Yogyakarta, Oktober 2025 ,Dua peneliti dari Departemen Ekonomika dan Bisnis, Sekolah Vokasi Universitas Gadjah Mada, Kun Haribowo dan Yuni Andari, memberikan masukan reformasi pajak kendaraan bermotor melalui penerapan Pajak Pigouvian. Kebijakan ini dinilai mampu meningkatkan penerimaan negara hingga Rp 30 triliun per tahun serta menekan emisi karbon sekitar 5 juta ton COâ‚‚ per tahun. Usulan tersebut sejalan dengan komitmen Indonesia terhadap Tujuan Pembangunan Berkelanjutan (SDGs), khususnya SDG 7 (Energi Bersih dan Terjangkau), SDG 11 (Kota dan Permukiman Berkelanjutan), dan SDG 13 (Penanganan Perubahan Iklim)
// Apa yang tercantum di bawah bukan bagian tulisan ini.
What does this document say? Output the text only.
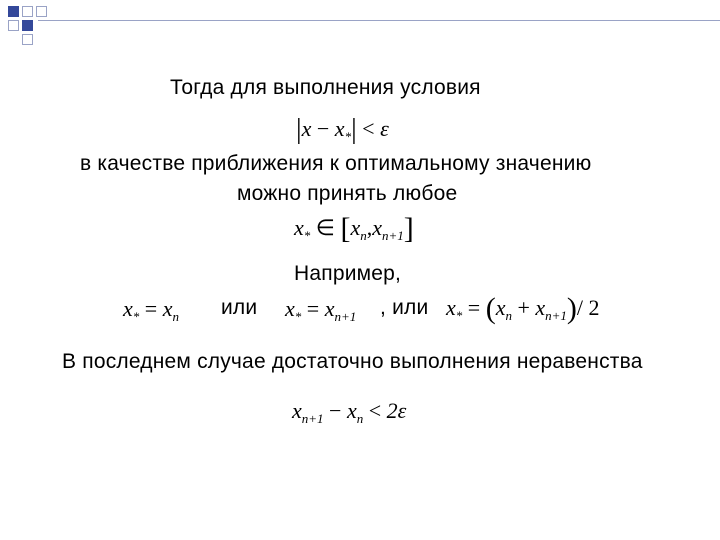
Тогда для выполнения условия
$|x - x_*| < \varepsilon$
в качестве приближения к оптимальному значению
можно принять любое
$x_*$ ∈ $[x_n,x_{n+1}]$
Например,
$x_* = x_n$ или $x_* = x_{n+1}$ , или $x_* = (x_n + x_{n+1})/$ 2
В последнем случае достаточно выполнения неравенства
$x_{n+1} - x_n < 2\varepsilon$
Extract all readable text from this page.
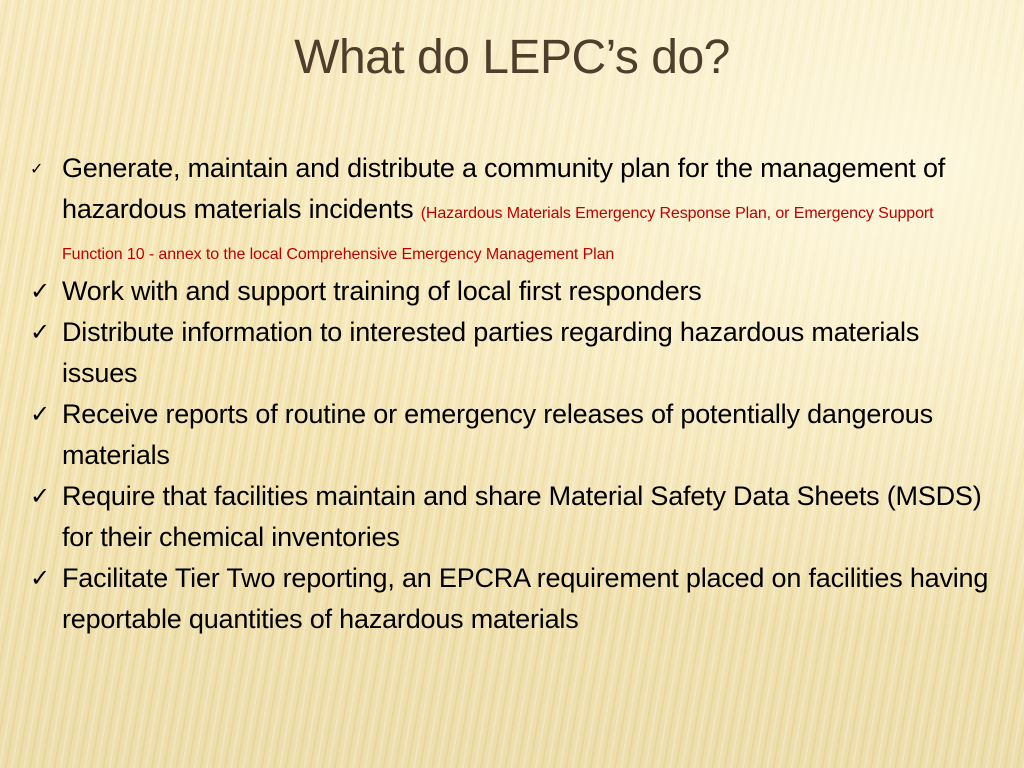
What do LEPC’s do?
✓ Generate, maintain and distribute a community plan for the management of hazardous materials incidents (Hazardous Materials Emergency Response Plan, or Emergency Support Function 10 - annex to the local Comprehensive Emergency Management Plan
✓ Work with and support training of local first responders
✓ Distribute information to interested parties regarding hazardous materials issues
✓ Receive reports of routine or emergency releases of potentially dangerous materials
✓ Require that facilities maintain and share Material Safety Data Sheets (MSDS) for their chemical inventories
✓ Facilitate Tier Two reporting, an EPCRA requirement placed on facilities having reportable quantities of hazardous materials
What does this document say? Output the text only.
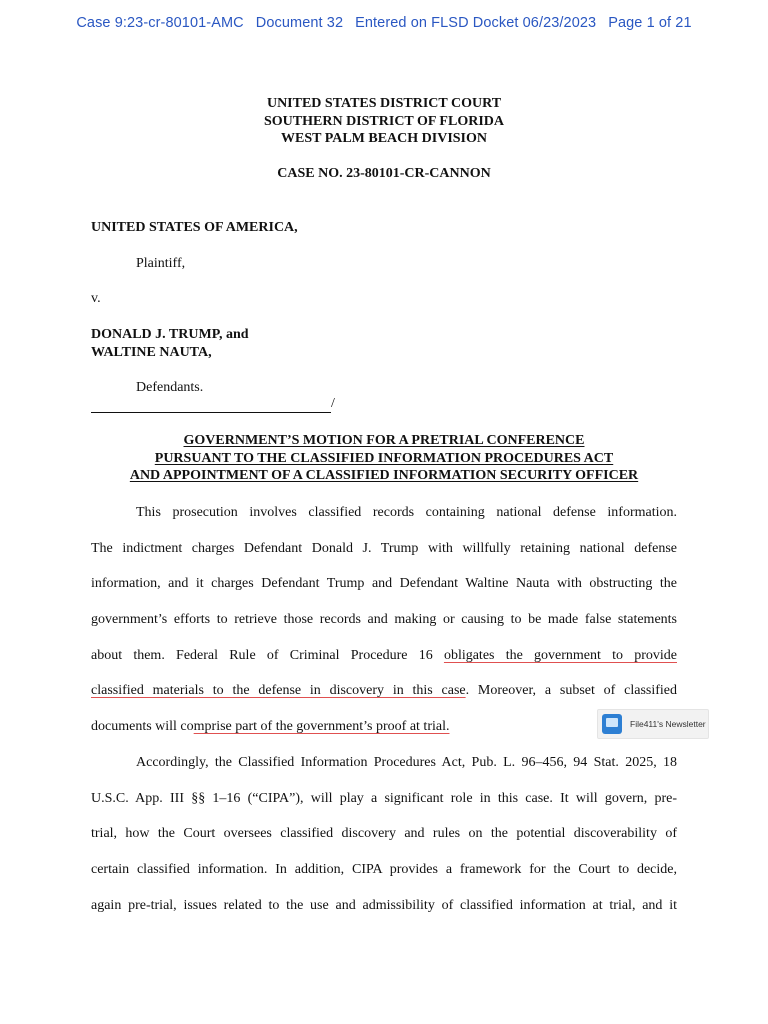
Case 9:23-cr-80101-AMC Document 32 Entered on FLSD Docket 06/23/2023 Page 1 of 21
UNITED STATES DISTRICT COURT
SOUTHERN DISTRICT OF FLORIDA
WEST PALM BEACH DIVISION
CASE NO. 23-80101-CR-CANNON
UNITED STATES OF AMERICA,
Plaintiff,
v.
DONALD J. TRUMP, and
WALTINE NAUTA,
Defendants.
/
GOVERNMENT’S MOTION FOR A PRETRIAL CONFERENCE
PURSUANT TO THE CLASSIFIED INFORMATION PROCEDURES ACT
AND APPOINTMENT OF A CLASSIFIED INFORMATION SECURITY OFFICER
This prosecution involves classified records containing national defense information.
The indictment charges Defendant Donald J. Trump with willfully retaining national defense
information, and it charges Defendant Trump and Defendant Waltine Nauta with obstructing the
government’s efforts to retrieve those records and making or causing to be made false statements
about them. Federal Rule of Criminal Procedure 16 obligates the government to provide
classified materials to the defense in discovery in this case. Moreover, a subset of classified
documents will comprise part of the government’s proof at trial.	File411's Newsletter
Accordingly, the Classified Information Procedures Act, Pub. L. 96–456, 94 Stat. 2025, 18
U.S.C. App. III §§ 1–16 (“CIPA”), will play a significant role in this case. It will govern, pre-
trial, how the Court oversees classified discovery and rules on the potential discoverability of
certain classified information. In addition, CIPA provides a framework for the Court to decide,
again pre-trial, issues related to the use and admissibility of classified information at trial, and it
Dari Pajak Barang Mewah ke Pajak Berbasis Polusi
Dalam studi mereka berjudul The Imposition of a Pigouvian Tax on Vehicles as an Alternative to Increase Tax Revenue in Indonesia, Kun dan Yuni menjelaskan bahwa sistem Pajak Penjualan atas Barang Mewah (PPnBM) saat ini hanya menjangkau sekitar 15 persen kendaraan berstatus mewah. Padahal, sebagian besar kendaraan lain yang memiliki tingkat emisi tinggi belum dikenai pajak serupa. Kedua peneliti mengusulkan agar Pajak Pigouvian menggantikan PPnBM dengan tarif antara 3 sampai 5 persen berdasarkan tingkat emisi COâ‚‚.
“Paradigmanya bergeser dari memajaki kemewahan menjadi memajaki polusi,” ujar Kun. Reformasi ini diharapkan dapat memperluas basis pajak, meningkatkan keadilan fiskal, serta memperkuat agenda pembangunan rendah karbon
Pasar Kendaraan Tetap Stabil
Melalui analisis ekonometrik menggunakan model data panel dari 10 provinsi pada periode 2015 sampai 2023, Kun dan Yuni menemukan bahwa elastisitas harga permintaan kendaraan baru sebesar –0,553. Artinya, setiap kenaikan harga sebesar 1 persen hanya menurunkan penjualan sekitar 0,55 persen. Dengan demikian, penerapan pajak sebesar 3 sampai 5 persen tidak akan mengganggu stabilitas industri otomotif di Indonesia.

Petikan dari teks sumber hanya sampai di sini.